If the case were ever to go to trial, it would be very embarrassing for the Biden administration. The indictment’s background allegations get into schemes with various agents of corrupt and anti-American regimes from whom the Biden family business reeled in millions of dollars.

Of course, Hunter is described by Weiss as “a Georgetown- and Yale-educated lawyer, lobbyist, consultant, and businessperson,” and Biden apologists will point to this description in claiming that the millions were legitimately earned. But on the other hand, several of the notorious schemes were laid out in some detail: Burisma, CEFC, Romania (where, in exchange for $3 million, the Bidens and their partners went to bat for corruption suspect Gabriel Popoviciu), the largesse of “sugar bro” Hollywood lawyer Kevin Morris, and more.

Joe Biden’s participation in these transactions is not mentioned in the indictment. But we know from various witness accounts and documents that he is here, there, and everywhere — as one would expect, given that it’s his political heft on which Hunter was cashing in.
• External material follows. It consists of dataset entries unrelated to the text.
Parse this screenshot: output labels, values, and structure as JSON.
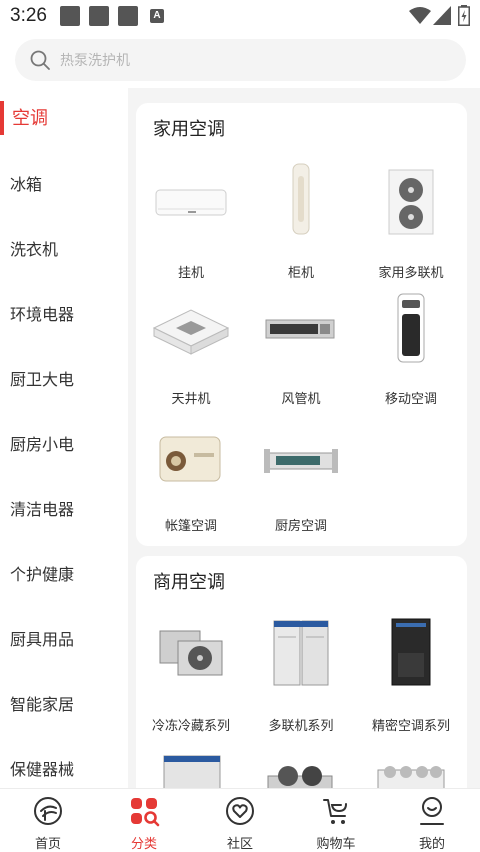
{
  "status_bar": {
    "time": "3:26",
    "a_badge": "A"
  },
  "search": {
    "placeholder": "热泵洗护机"
  },
  "sidebar": {
    "active_color": "#e53935",
    "items": [
      {
        "label": "空调",
        "active": true
      },
      {
        "label": "冰箱"
      },
      {
        "label": "洗衣机"
      },
      {
        "label": "环境电器"
      },
      {
        "label": "厨卫大电"
      },
      {
        "label": "厨房小电"
      },
      {
        "label": "清洁电器"
      },
      {
        "label": "个护健康"
      },
      {
        "label": "厨具用品"
      },
      {
        "label": "智能家居"
      },
      {
        "label": "保健器械"
      }
    ]
  },
  "sections": [
    {
      "title": "家用空调",
      "products": [
        {
          "label": "挂机",
          "icon": "wall-ac-icon"
        },
        {
          "label": "柜机",
          "icon": "tower-ac-icon"
        },
        {
          "label": "家用多联机",
          "icon": "outdoor-unit-icon"
        },
        {
          "label": "天井机",
          "icon": "cassette-ac-icon"
        },
        {
          "label": "风管机",
          "icon": "duct-ac-icon"
        },
        {
          "label": "移动空调",
          "icon": "portable-ac-icon"
        },
        {
          "label": "帐篷空调",
          "icon": "tent-ac-icon"
        },
        {
          "label": "厨房空调",
          "icon": "kitchen-ac-icon"
        }
      ]
    },
    {
      "title": "商用空调",
      "products": [
        {
          "label": "冷冻冷藏系列",
          "icon": "condensing-unit-icon"
        },
        {
          "label": "多联机系列",
          "icon": "vrf-unit-icon"
        },
        {
          "label": "精密空调系列",
          "icon": "precision-ac-icon"
        },
        {
          "label": "",
          "icon": "commercial-unit-icon"
        },
        {
          "label": "",
          "icon": "chiller-icon"
        },
        {
          "label": "",
          "icon": "modular-chiller-icon"
        }
      ]
    }
  ],
  "bottom_nav": {
    "items": [
      {
        "label": "首页",
        "icon": "home-icon"
      },
      {
        "label": "分类",
        "icon": "category-icon",
        "active": true
      },
      {
        "label": "社区",
        "icon": "community-icon"
      },
      {
        "label": "购物车",
        "icon": "cart-icon"
      },
      {
        "label": "我的",
        "icon": "profile-icon"
      }
    ]
  }
}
If you’ve been following the Biden saga, the indictment has some neon-flashing problems for the president. For example, Weiss notes that Burisma, the corrupt Ukrainian energy company, agreed in 2014 to pay then-Vice President Biden’s son $1 million a year. Weiss then deadpans that, in March 2017, “Burisma reduced [Hunter’s] compensation to $500,000 a year[.]” Loud and clear, even if unmentioned, is the reason for the deep pay cut: Once Joe Biden was no longer vice president, as of January 2017, Hunter was no longer as valuable to Burisma — whose top dog, Mykola (Nikolai) Zlochevsky told an FBI informant that he put Hunter on the Burisma board, despite thinking him a dullard, in order to curry favor with Joe Biden, to whom he claimed to have paid $10 million in bribes (for Joe and Hunter combined).

Predictably, Weiss has steered clear of the most serious suspicions of criminal conduct arising out of the Biden influence-peddling scheme — no bribery charges, no money-laundering, no mention of their failure to register as foreign agents. Nevertheless, if the schemes outlined in the tax charges were proved, it would be impossible to avoid evidence of Joe Biden’s participation, to say nothing of the centrality of his political influence to Hunter’s ability to rake in millions of dollars.

The Biden Justice Department tried to bury this case. Weiss was shamed into indicting it because that gambit imploded — because the whistleblower agents went public, and the investigating House committees (building on the scut work previously done by Senators Chuck Grassley and Ron Johnson) proved the jaw-dropping transfers of millions of dollars from shady foreign agents to the Bidens. And now it’s obvious why the administration needed the case buried: Hunter is not the only Biden for whom it is a disaster.